5.3.2 – Mesure des écarts de rémunération Recalcul régulier des écarts de rémunération et suivi des flux d’embauches, augmentations et promotions afin de suivre l’équité salariale et de genre en continue.
5.3.3 – Encadrement des rémunérations à l’embauche
Déterminer le niveau de rémunération du poste avant sa diffusion et ce afin de réduire les écarts salariaux à emploi et/ou responsabilités égales au moment de l’embauche.
Le cas échéant, rattrapages ciblées pour les salarié(e)s présentant un écart de rémunération non justifié à poste comparable et ce afin de corriger les écarts avérés.
Afin d’harmoniser les pratiques en matière de recrutement, l’UES s’engage à ce que le personnel RH soit formé à la méthode de pesée des postes, sur la base du dispositif conventionnel de classification et de rémunération de la branche Mutualité et des tendances de rémunération pratiquées dans l’entreprise.
5.4 Les indicateurs de suivi
Index de l’égalité professionnelle entre les femmes et les hommes
Ecart de rémunération moyen pondéré par catégories comparables
Formation du personnel RH
Article 6 - Suivi de l’accord
Un comité « Égalité professionnelle » réunissant la Direction, la DRH, et les Délégués syndicaux examinera au moins une fois par an :
Les indicateurs de suivi de la rémunération effective,
Les éventuelles anomalies ou écarts significatifs,
Les propositions d’ajustement et d’amélioration continue.

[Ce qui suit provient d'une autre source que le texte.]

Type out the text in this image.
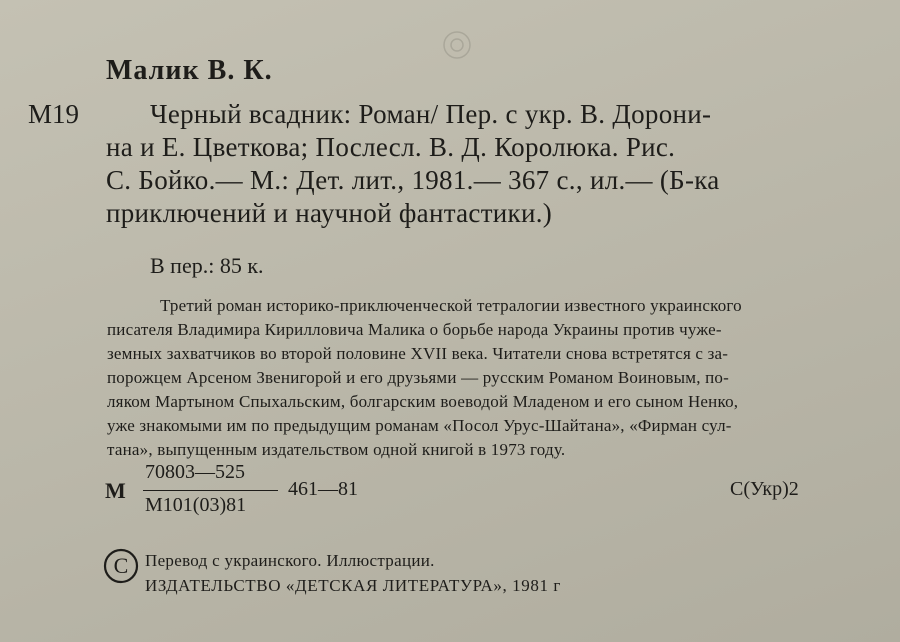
Малик В. К.
М19	Черный всадник: Роман/ Пер. с укр. В. Дорони-
на и Е. Цветкова; Послесл. В. Д. Королюка. Рис.
С. Бойко.— М.: Дет. лит., 1981.— 367 с., ил.— (Б-ка
приключений и научной фантастики.)
В пер.: 85 к.
Третий роман историко-приключенческой тетралогии известного украинского
писателя Владимира Кирилловича Малика о борьбе народа Украины против чуже-
земных захватчиков во второй половине XVII века. Читатели снова встретятся с за-
порожцем Арсеном Звенигорой и его друзьями — русским Романом Воиновым, по-
ляком Мартыном Спыхальским, болгарским воеводой Младеном и его сыном Ненко,
уже знакомыми им по предыдущим романам «Посол Урус-Шайтана», «Фирман сул-
тана», выпущенным издательством одной книгой в 1973 году.
М
70803—525
М101(03)81
461—81	С(Укр)2
C Перевод с украинского. Иллюстрации.
ИЗДАТЕЛЬСТВО «ДЕТСКАЯ ЛИТЕРАТУРА», 1981 г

Il est convenu par les parties que les indicateurs de suivi soient communiqués aux Délégués syndicaux quinze jours minimum avant la tenue de la réunion.
Les résultats des travaux de ce comité seront présentés au cours d’une réunion du Comité social économique.

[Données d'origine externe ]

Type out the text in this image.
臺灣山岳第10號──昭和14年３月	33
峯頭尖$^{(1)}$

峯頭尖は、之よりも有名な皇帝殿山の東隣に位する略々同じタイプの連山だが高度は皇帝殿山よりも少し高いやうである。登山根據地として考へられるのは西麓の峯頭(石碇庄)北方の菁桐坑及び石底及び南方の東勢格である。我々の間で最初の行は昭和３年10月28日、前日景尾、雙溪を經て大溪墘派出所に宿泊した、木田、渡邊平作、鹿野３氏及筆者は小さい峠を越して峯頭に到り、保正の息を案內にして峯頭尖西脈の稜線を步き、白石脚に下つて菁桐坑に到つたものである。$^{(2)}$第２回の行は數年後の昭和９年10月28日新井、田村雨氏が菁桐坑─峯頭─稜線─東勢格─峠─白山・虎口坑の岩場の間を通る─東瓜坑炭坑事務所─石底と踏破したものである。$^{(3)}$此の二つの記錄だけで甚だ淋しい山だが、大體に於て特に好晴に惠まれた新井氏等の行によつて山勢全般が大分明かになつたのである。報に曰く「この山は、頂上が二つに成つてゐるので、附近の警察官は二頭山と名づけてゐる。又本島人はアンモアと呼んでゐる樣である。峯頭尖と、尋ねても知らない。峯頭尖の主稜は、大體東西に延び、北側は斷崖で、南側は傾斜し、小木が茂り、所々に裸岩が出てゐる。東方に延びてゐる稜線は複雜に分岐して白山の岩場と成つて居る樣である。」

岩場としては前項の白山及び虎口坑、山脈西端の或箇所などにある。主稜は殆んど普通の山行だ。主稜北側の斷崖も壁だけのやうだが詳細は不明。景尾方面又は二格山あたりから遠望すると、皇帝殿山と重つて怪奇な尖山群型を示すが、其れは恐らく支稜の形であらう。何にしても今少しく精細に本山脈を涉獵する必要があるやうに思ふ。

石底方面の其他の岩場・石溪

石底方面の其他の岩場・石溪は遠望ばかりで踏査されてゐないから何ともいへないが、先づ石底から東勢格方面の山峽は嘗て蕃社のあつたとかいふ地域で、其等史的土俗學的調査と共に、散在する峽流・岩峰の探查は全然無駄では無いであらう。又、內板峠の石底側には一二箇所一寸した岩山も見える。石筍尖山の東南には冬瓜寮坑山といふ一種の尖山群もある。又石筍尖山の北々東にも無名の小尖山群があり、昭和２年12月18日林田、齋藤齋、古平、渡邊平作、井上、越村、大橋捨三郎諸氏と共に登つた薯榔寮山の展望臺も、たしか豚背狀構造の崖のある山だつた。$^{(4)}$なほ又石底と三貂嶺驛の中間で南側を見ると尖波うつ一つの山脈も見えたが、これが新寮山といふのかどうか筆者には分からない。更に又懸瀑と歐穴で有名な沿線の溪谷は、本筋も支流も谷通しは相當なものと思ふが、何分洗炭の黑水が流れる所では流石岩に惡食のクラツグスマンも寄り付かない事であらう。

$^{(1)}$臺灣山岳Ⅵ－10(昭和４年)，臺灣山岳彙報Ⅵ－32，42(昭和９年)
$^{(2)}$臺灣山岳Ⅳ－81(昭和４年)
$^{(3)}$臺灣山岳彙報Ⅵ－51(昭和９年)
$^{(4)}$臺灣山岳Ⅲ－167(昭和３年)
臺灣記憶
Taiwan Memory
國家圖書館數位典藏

Article 7 - Entrée en vigueur et durée d’application de l’accord
Le présent accord entrera en vigueur le 24 novembre 2025. Il est conclu pour une durée déterminée de 3 ans jusqu’au 23 novembre 2028, date à laquelle il cessera de produire effet.
Article 8 - Révision
Le présent accord est conclu avec les organisations syndicales représentatives au niveau de l’UES dans les conditions prévues à l’article L2232-12 du Code du travail.
Il peut être révisé dans les conditions légales en vigueur notamment si certaines dispositions du présent accord ne pouvaient plus être applicables en raison d’évolutions légales ou conventionnelles.

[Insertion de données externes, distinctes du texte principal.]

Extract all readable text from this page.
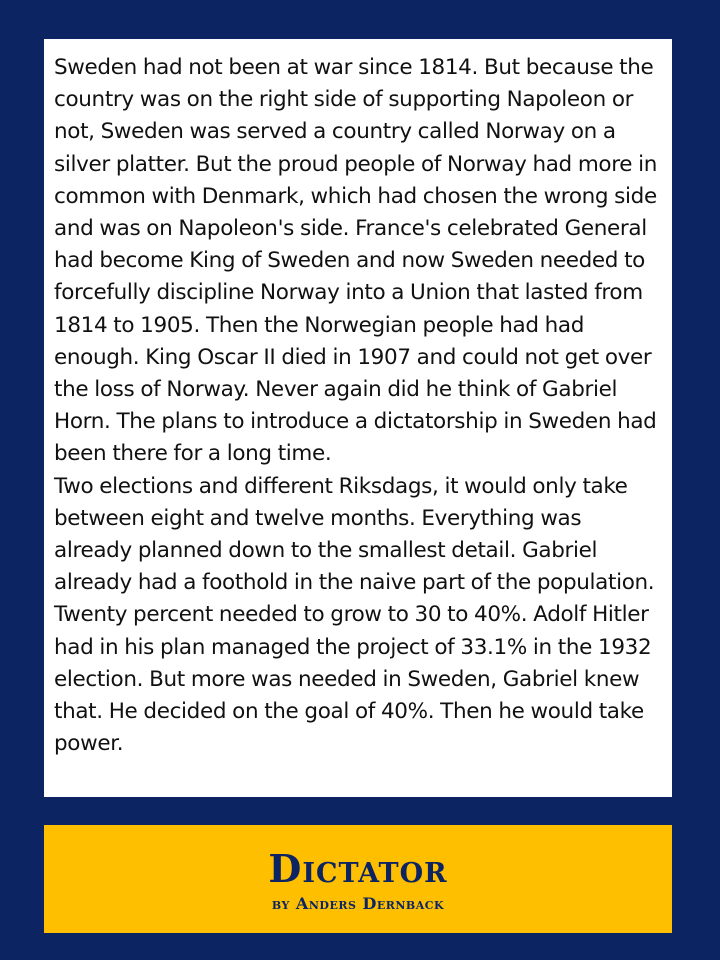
Sweden had not been at war since 1814. But because the country was on the right side of supporting Napoleon or not, Sweden was served a country called Norway on a silver platter. But the proud people of Norway had more in common with Denmark, which had chosen the wrong side and was on Napoleon's side. France's celebrated General had become King of Sweden and now Sweden needed to forcefully discipline Norway into a Union that lasted from 1814 to 1905. Then the Norwegian people had had enough. King Oscar II died in 1907 and could not get over the loss of Norway. Never again did he think of Gabriel Horn. The plans to introduce a dictatorship in Sweden had been there for a long time.

Two elections and different Riksdags, it would only take between eight and twelve months. Everything was already planned down to the smallest detail. Gabriel already had a foothold in the naive part of the population. Twenty percent needed to grow to 30 to 40%. Adolf Hitler had in his plan managed the project of 33.1% in the 1932 election. But more was needed in Sweden, Gabriel knew that. He decided on the goal of 40%. Then he would take power.

Dictator
by Anders Dernback
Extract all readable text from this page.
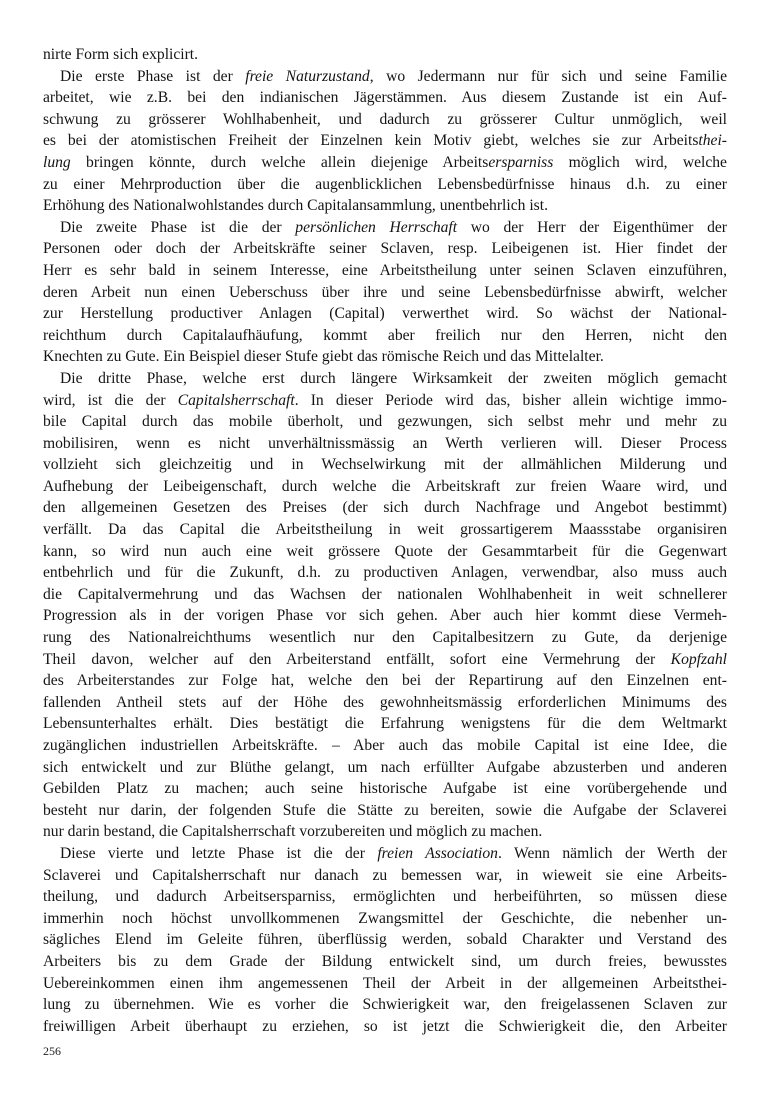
nirte Form sich explicirt.
Die erste Phase ist der freie Naturzustand, wo Jedermann nur für sich und seine Familie
arbeitet, wie z.B. bei den indianischen Jägerstämmen. Aus diesem Zustande ist ein Auf-
schwung zu grösserer Wohlhabenheit, und dadurch zu grösserer Cultur unmöglich, weil
es bei der atomistischen Freiheit der Einzelnen kein Motiv giebt, welches sie zur Arbeitsthei-
lung bringen könnte, durch welche allein diejenige Arbeitsersparniss möglich wird, welche
zu einer Mehrproduction über die augenblicklichen Lebensbedürfnisse hinaus d.h. zu einer
Erhöhung des Nationalwohlstandes durch Capitalansammlung, unentbehrlich ist.
Die zweite Phase ist die der persönlichen Herrschaft wo der Herr der Eigenthümer der
Personen oder doch der Arbeitskräfte seiner Sclaven, resp. Leibeigenen ist. Hier findet der
Herr es sehr bald in seinem Interesse, eine Arbeitstheilung unter seinen Sclaven einzuführen,
deren Arbeit nun einen Ueberschuss über ihre und seine Lebensbedürfnisse abwirft, welcher
zur Herstellung productiver Anlagen (Capital) verwerthet wird. So wächst der National-
reichthum durch Capitalaufhäufung, kommt aber freilich nur den Herren, nicht den
Knechten zu Gute. Ein Beispiel dieser Stufe giebt das römische Reich und das Mittelalter.
Die dritte Phase, welche erst durch längere Wirksamkeit der zweiten möglich gemacht
wird, ist die der Capitalsherrschaft. In dieser Periode wird das, bisher allein wichtige immo-
bile Capital durch das mobile überholt, und gezwungen, sich selbst mehr und mehr zu
mobilisiren, wenn es nicht unverhältnissmässig an Werth verlieren will. Dieser Process
vollzieht sich gleichzeitig und in Wechselwirkung mit der allmählichen Milderung und
Aufhebung der Leibeigenschaft, durch welche die Arbeitskraft zur freien Waare wird, und
den allgemeinen Gesetzen des Preises (der sich durch Nachfrage und Angebot bestimmt)
verfällt. Da das Capital die Arbeitstheilung in weit grossartigerem Maassstabe organisiren
kann, so wird nun auch eine weit grössere Quote der Gesammtarbeit für die Gegenwart
entbehrlich und für die Zukunft, d.h. zu productiven Anlagen, verwendbar, also muss auch
die Capitalvermehrung und das Wachsen der nationalen Wohlhabenheit in weit schnellerer
Progression als in der vorigen Phase vor sich gehen. Aber auch hier kommt diese Vermeh-
rung des Nationalreichthums wesentlich nur den Capitalbesitzern zu Gute, da derjenige
Theil davon, welcher auf den Arbeiterstand entfällt, sofort eine Vermehrung der Kopfzahl
des Arbeiterstandes zur Folge hat, welche den bei der Repartirung auf den Einzelnen ent-
fallenden Antheil stets auf der Höhe des gewohnheitsmässig erforderlichen Minimums des
Lebensunterhaltes erhält. Dies bestätigt die Erfahrung wenigstens für die dem Weltmarkt
zugänglichen industriellen Arbeitskräfte. – Aber auch das mobile Capital ist eine Idee, die
sich entwickelt und zur Blüthe gelangt, um nach erfüllter Aufgabe abzusterben und anderen
Gebilden Platz zu machen; auch seine historische Aufgabe ist eine vorübergehende und
besteht nur darin, der folgenden Stufe die Stätte zu bereiten, sowie die Aufgabe der Sclaverei
nur darin bestand, die Capitalsherrschaft vorzubereiten und möglich zu machen.
Diese vierte und letzte Phase ist die der freien Association. Wenn nämlich der Werth der
Sclaverei und Capitalsherrschaft nur danach zu bemessen war, in wieweit sie eine Arbeits-
theilung, und dadurch Arbeitsersparniss, ermöglichten und herbeiführten, so müssen diese
immerhin noch höchst unvollkommenen Zwangsmittel der Geschichte, die nebenher un-
sägliches Elend im Geleite führen, überflüssig werden, sobald Charakter und Verstand des
Arbeiters bis zu dem Grade der Bildung entwickelt sind, um durch freies, bewusstes
Uebereinkommen einen ihm angemessenen Theil der Arbeit in der allgemeinen Arbeitsthei-
lung zu übernehmen. Wie es vorher die Schwierigkeit war, den freigelassenen Sclaven zur
freiwilligen Arbeit überhaupt zu erziehen, so ist jetzt die Schwierigkeit die, den Arbeiter
256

Article 9 - Dépôt et Publicité
Le présent accord sera notifié, sans délai, par courrier recommandé avec accusé de réception à l’ensemble des organisations syndicales représentatives.
Le présent accord sera déposé, par l’UES sur la plateforme de téléprocédure du ministère du travail www.teleaccords.travail-emploi.gouv.fr. Ce dépôt sur cette plateforme vaut dépôt auprès de la DREETS.
Un exemplaire sera également remis au secrétariat-greffe du Conseil des Prud'hommes de PARIS. L’accord sera publié dans la base de données nationale.
Le personnel est informé de l’existence et du contenu du présent accord par voie d’affichage ou par tout autre moyen approprié.